Respiratory signs and symptoms are indications of respiratory system dysfunction, including breathing difficulties, coughing, chest pain, and abnormal lung sounds.
This comprehensive resource helps researchers optimize respiratory research protocols, leveraging AI-driven comparisons to locate the best protocols, products, and pre-prints from literature, patents, and more.
Improve your research outcomes with PubCompare.ai's respiratory signs and symptoms tool - a one-stop shop for reproducible, accurate respiratory research.
Signs and symptoms of respiratory disorders can include shortness of breath (dyspnea), wheezing, coughing, chest discomfort or pain, and abnormal breath sounds like rales, rhonchi, or stridor.
These indications can be caused by a variety of underlying conditions affecting the lungs, airways, or respiratory muscles, such as asthma, COPD, pneumonia, lung cancer, or pulmonary fibrosis.
Leveraging advanced statistical software like SAS 9.4, Stata 12.0, Stata 14, SPSS version 23, and Stata version 13 and 16, researchers can analyze respiratory sign and symptom data to identify patterns, risk factors, and treatment outcomes.
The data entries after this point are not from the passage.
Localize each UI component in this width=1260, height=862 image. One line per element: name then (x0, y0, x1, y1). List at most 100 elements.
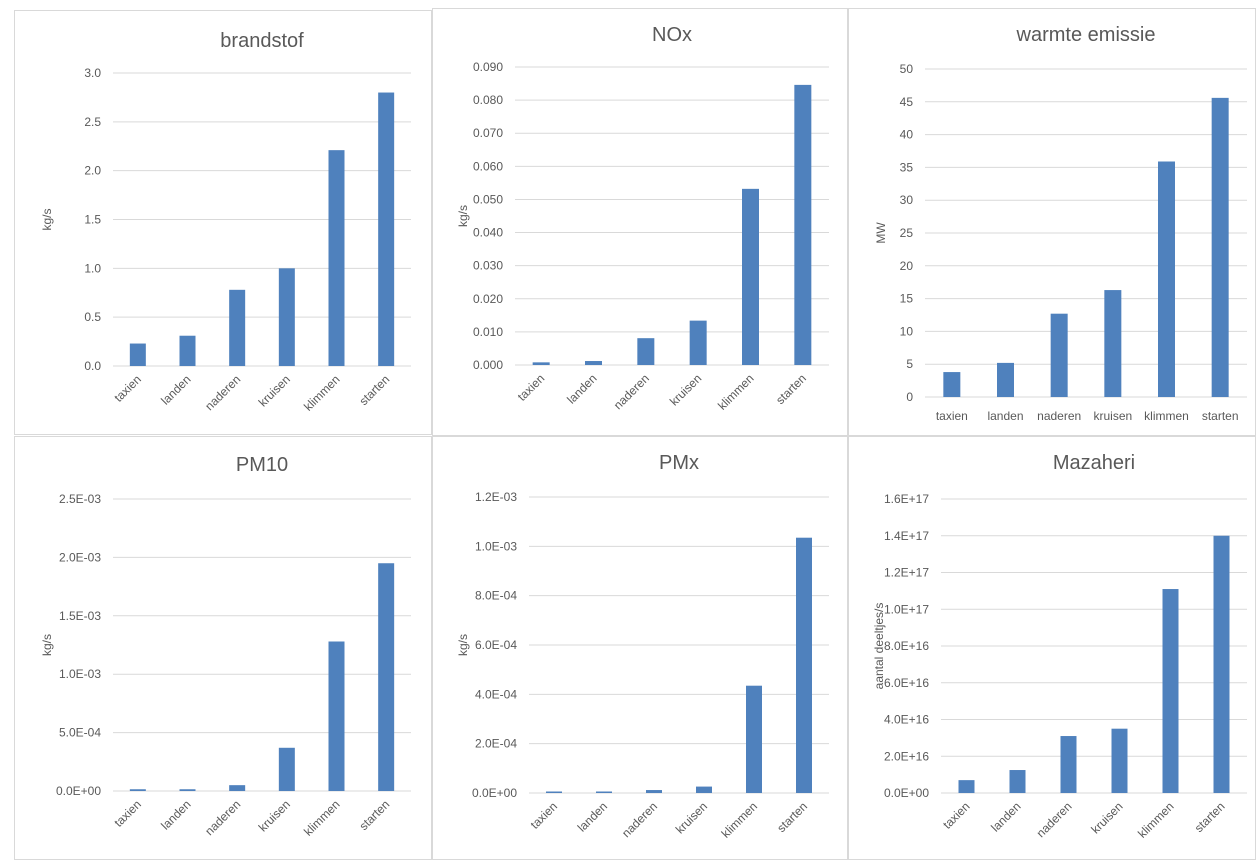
y-tick-label: 2.5 (84, 115, 101, 129)
y-tick-label: 20 (900, 259, 914, 273)
bar (1050, 313, 1068, 397)
y-tick-label: 6.0E-04 (475, 638, 517, 652)
y-tick-label: 0.000 (473, 358, 503, 372)
y-tick-label: 15 (900, 292, 914, 306)
y-tick-label: 0.0 (84, 359, 101, 373)
x-tick-label: landen (564, 371, 599, 406)
y-tick-label: 0.050 (473, 192, 503, 206)
x-tick-label: starten (356, 372, 392, 408)
y-tick-label: 5.0E-04 (59, 726, 101, 740)
chart-svg: Mazaheri 0.0E+00 2.0E+16 4.0E+16 6.0E+16 8.0E… (872, 452, 1247, 841)
y-tick-label: 0.0E+00 (56, 784, 101, 798)
y-axis-title: MW (874, 222, 888, 244)
y-tick-label: 0.0E+00 (472, 786, 517, 800)
bar (646, 790, 662, 793)
y-tick-label: 0.020 (473, 292, 503, 306)
x-tick-label: landen (158, 372, 193, 407)
x-tick-label: kruisen (1088, 799, 1125, 836)
x-tick-label: klimmen (301, 797, 342, 838)
spreadsheet-row-edge (0, 0, 14, 862)
y-tick-label: 1.2E+17 (884, 566, 929, 580)
chart-panel-brandstof[interactable]: brandstof 0.0 0.5 1.0 1.5 2.0 2.5 3.0 kg/s taxien… (14, 10, 432, 435)
x-tick-label: taxien (936, 409, 968, 423)
chart-title: PMx (659, 452, 699, 474)
x-tick-label: landen (988, 799, 1023, 834)
y-tick-label: 1.5 (84, 213, 101, 227)
chart-panel-warmte-emissie[interactable]: warmte emissie 0 5 10 15 20 25 30 35 40 45 50 MW taxi… (848, 8, 1256, 436)
bar (997, 362, 1014, 397)
x-tick-label: kruisen (1093, 409, 1132, 423)
y-tick-label: 1.0E-03 (59, 667, 101, 681)
x-tick-label: landen (158, 797, 193, 832)
bar (742, 188, 759, 365)
x-tick-label: landen (575, 799, 610, 834)
y-tick-label: 35 (900, 160, 914, 174)
y-tick-label: 0.5 (84, 310, 101, 324)
bar (378, 563, 395, 791)
x-tick-label: starten (773, 371, 809, 407)
bar (1213, 535, 1230, 793)
y-axis-title: kg/s (40, 208, 54, 230)
bar (1009, 770, 1026, 793)
chart-svg: warmte emissie 0 5 10 15 20 25 30 35 40 45 50 MW taxi… (874, 24, 1247, 423)
x-tick-label: starten (356, 797, 392, 833)
bar (1211, 97, 1229, 397)
bar (179, 335, 196, 366)
x-tick-label: landen (987, 409, 1023, 423)
y-tick-label: 0.040 (473, 226, 503, 240)
x-tick-label: taxien (515, 371, 548, 404)
y-tick-label: 0.060 (473, 159, 503, 173)
bar (129, 343, 146, 366)
bar (229, 289, 246, 366)
y-tick-label: 2.0E-03 (59, 550, 101, 564)
y-tick-label: 1.0E-03 (475, 539, 517, 553)
bar (179, 789, 196, 791)
x-tick-label: starten (774, 799, 810, 835)
x-tick-label: kruisen (673, 799, 710, 836)
y-axis-title: kg/s (456, 634, 470, 656)
bar (746, 685, 762, 793)
chart-panel-pmx[interactable]: PMx 0.0E+00 2.0E-04 4.0E-04 6.0E-04 8.0E-04 1.… (432, 436, 848, 860)
chart-panel-nox[interactable]: NOx 0.000 0.010 0.020 0.030 0.040 0.050 0.060 0.… (432, 8, 848, 436)
chart-title: Mazaheri (1053, 452, 1135, 474)
bar (278, 747, 295, 791)
bar (596, 791, 612, 793)
x-tick-label: taxien (528, 799, 561, 832)
x-tick-label: naderen (202, 372, 243, 413)
x-tick-label: klimmen (715, 371, 756, 412)
bar (1060, 736, 1077, 793)
y-tick-label: 5 (906, 357, 913, 371)
chart-svg: PM10 0.0E+00 5.0E-04 1.0E-03 1.5E-03 2.0E-03 2… (40, 454, 411, 839)
y-axis-title: kg/s (40, 634, 54, 656)
y-tick-label: 0.090 (473, 60, 503, 74)
bar (943, 372, 961, 397)
chart-title: warmte emissie (1016, 24, 1156, 46)
y-tick-label: 1.0 (84, 261, 101, 275)
y-tick-label: 2.0E+16 (884, 749, 929, 763)
bar (1104, 290, 1122, 397)
x-tick-label: starten (1192, 799, 1228, 835)
x-tick-label: kruisen (256, 797, 293, 834)
x-tick-label: naderen (611, 371, 652, 412)
spreadsheet-column-header-strip (0, 0, 1260, 8)
x-tick-label: taxien (111, 797, 144, 830)
y-axis-title: kg/s (456, 205, 470, 227)
y-tick-label: 8.0E+16 (884, 639, 929, 653)
bar (689, 320, 707, 365)
y-tick-label: 2.0 (84, 164, 101, 178)
chart-panel-pm10[interactable]: PM10 0.0E+00 5.0E-04 1.0E-03 1.5E-03 2.0E-03 2… (14, 436, 432, 860)
bar (278, 268, 295, 366)
bar (794, 84, 812, 365)
y-tick-label: 3.0 (84, 66, 101, 80)
x-tick-label: kruisen (667, 371, 704, 408)
y-tick-label: 0 (906, 390, 913, 404)
y-tick-label: 0.0E+00 (884, 786, 929, 800)
x-tick-label: starten (1202, 409, 1239, 423)
y-tick-label: 1.5E-03 (59, 609, 101, 623)
y-tick-label: 0.010 (473, 325, 503, 339)
bar (1158, 161, 1175, 397)
y-tick-label: 30 (900, 193, 914, 207)
chart-panel-mazaheri[interactable]: Mazaheri 0.0E+00 2.0E+16 4.0E+16 6.0E+16 8.0E… (848, 436, 1256, 860)
x-tick-label: naderen (202, 797, 243, 838)
chart-svg: NOx 0.000 0.010 0.020 0.030 0.040 0.050 0.060 0.… (456, 24, 829, 413)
Proper protocol design and data analysis are crucial for producing high-quality, reproducible respiratory research.
PubCompare.ai's respiratory signs and symptoms tool can help optimize research protocols by providing AI-driven comparisons of the latest literature, patents, and pre-prints.
This comprehensive resource allows researchers to quickly identify the best practices, products, and methodologies to improve the accuracy and reproducibility of their work, leading to better research outcomes.